Similarly, in animal biology, our goal is to propose methods to identify regulators of very complex phenotypes related to nutritional issues. In collaboration with researchers from Inra/Pegase and Inra/Igeep laboratories, we develop methods to distinguish the response of cows, chicken or porks to different diaries or treatments [40] and characterize upstream transcriptional regulators for such a response [53] , with relevant applications in porks [24] , [37] . The pattern matching tool logol also allows for a fine identification of transcription factor motifs [63] [48] . Constraints-based programming also allows us to decipher regulators of reproduction for pea aphids [69] , [92] . Semantic-based analysis was useful for interpreting differences of gene expression in pork meat [67] .

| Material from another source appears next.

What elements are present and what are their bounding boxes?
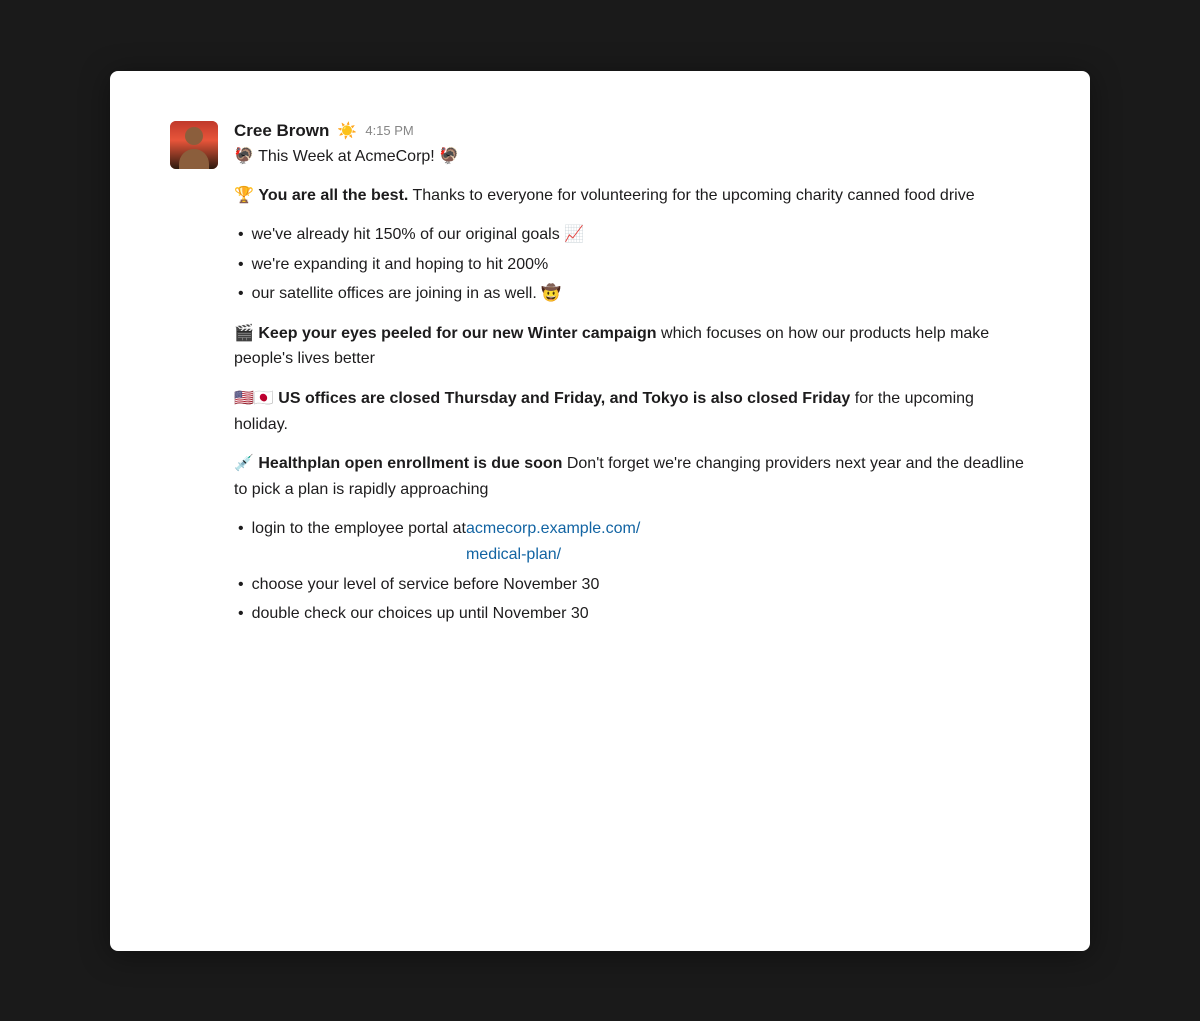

We are less involved in bio-medical applications as the models and data studied in this application field are well informed and rather data-driven. In collaboration with Institut Curie, we have studied the Ewing Sarcoma regulation network to test the capability of our tool bioquali to accurately correct and predict a large-scale network behavior [45] . Our ongoing studies in this field focus on the exhaustive learning of discrete dynamical networks matching with experimental data, as a case study for modeling experimental design with constraints-based approaches. To that purpose, we collaborate with J. Saez Rodriguez group at EBI [89] and N. Theret group at Inserm/Irset (Rennes) [42] . The dynamical system tools caspo and cadbiom were designed within these collaborations. Ongoing studies focus on the understanding of the metabolism of xenobiotics (mecagenotox program) and the filtering of sets of regulatory compounds within large-scale signaling network (TGFSysBio project).